Stock market today: Dow, S&P 500, Nasdaq mixed as PPI inflation data comes in hot
Morgan Stanley raised its year-end target for the S&P 500 to 8,000 from 7,800, citing an unexpectedly strong earnings season that has powered the benchmark to record highs.
Growth to 8,000 would represent a roughly 8% upside over the index’s 7,400 close on Tuesday. Growth to the bank’s updated 12-month outlook target of 8,300 would represent 12% growth for the index.
“Our bullish index view is an earnings story, not a multiple expansion one,” Morgan Stanley analysts led by Mike Wilson said. “Over the next 12 months, we see the rolling recovery continuing to progress, driven by a strong earnings environment as positive operating leverage persists and is further enhanced by AI adoption.”
First quarter profits for companies in the S&P 500 have grown 27% throughout the season, far above the 12% analysts had expected, according to Bloomberg.

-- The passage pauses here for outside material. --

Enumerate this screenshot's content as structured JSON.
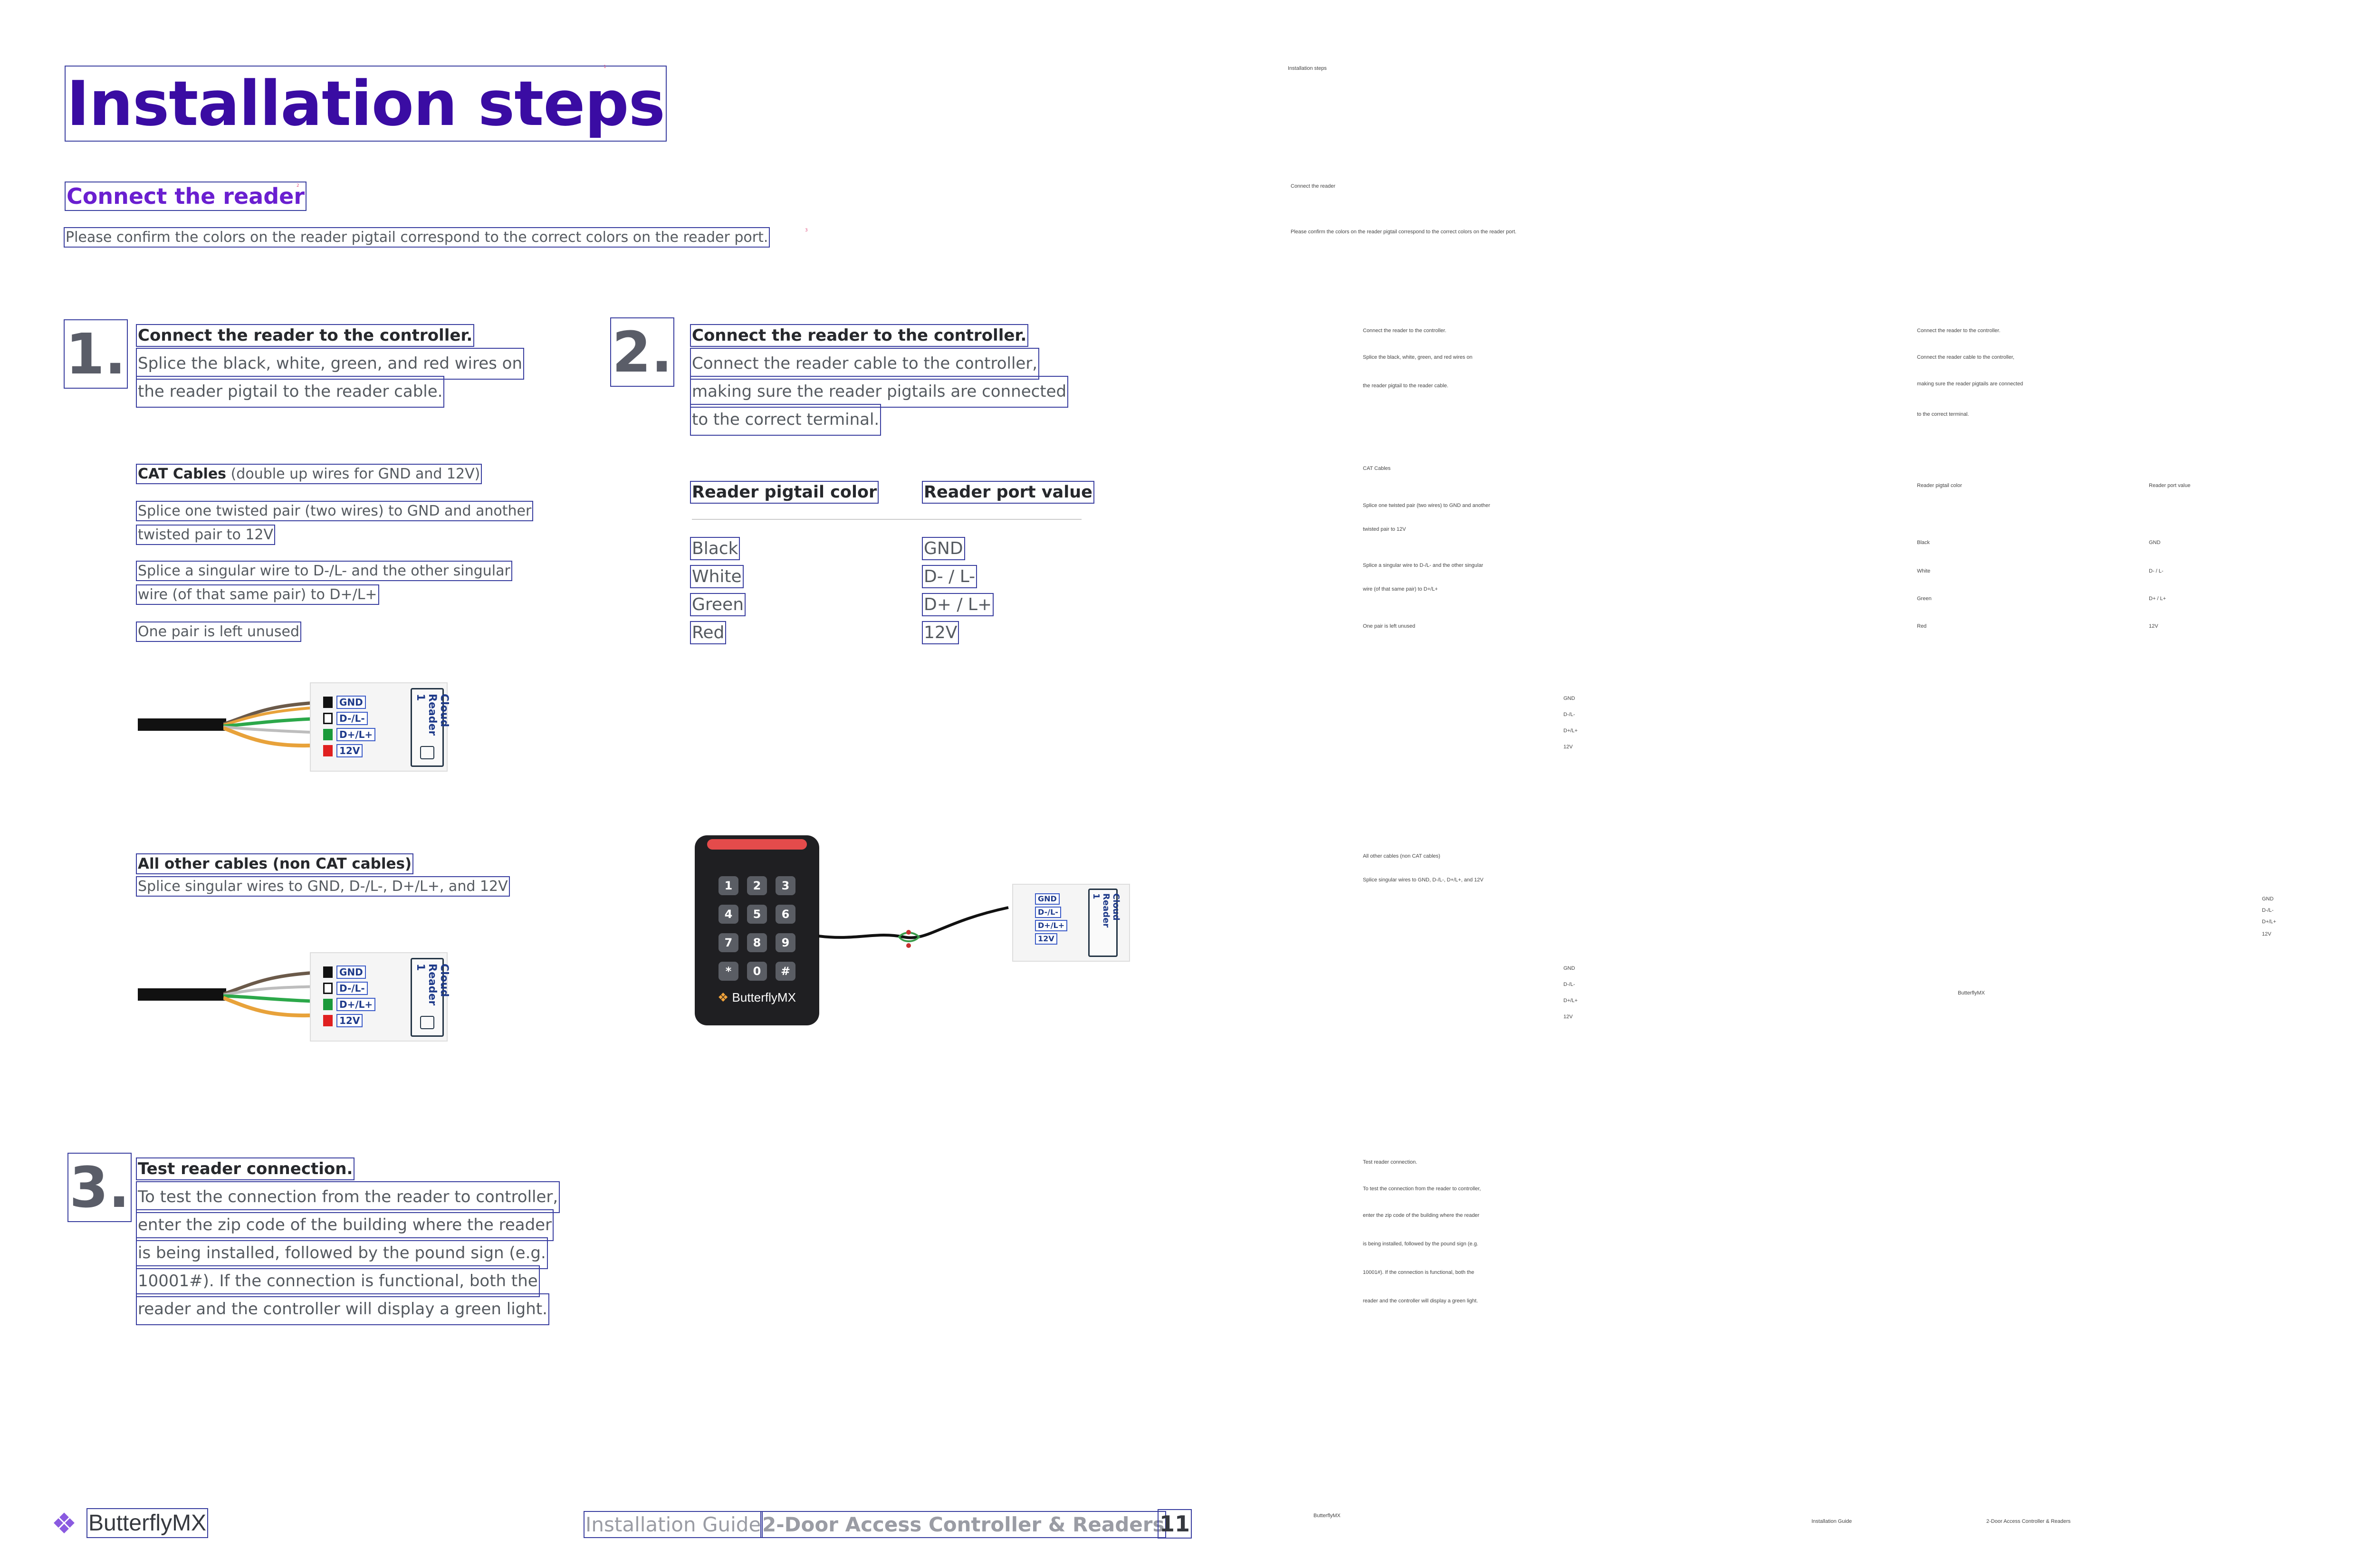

Roughly 83% of the 440 S&P 500 companies that reported earnings up to May 8 have beaten analyst estimates, Reuters noted.
The heightened outlook from one of Wall Street’s major banks comes even as geopolitical turmoil has wrangled the global market, with the war in Iran, US-China relations, the AI build-out, and complications for the Federal Reserve all in focus.
Resiliency throughout that chaos — “despite geopolitical risk, private credit concerns and AI disruption” — is “supportive of our view,” the bank’s analysts wrote.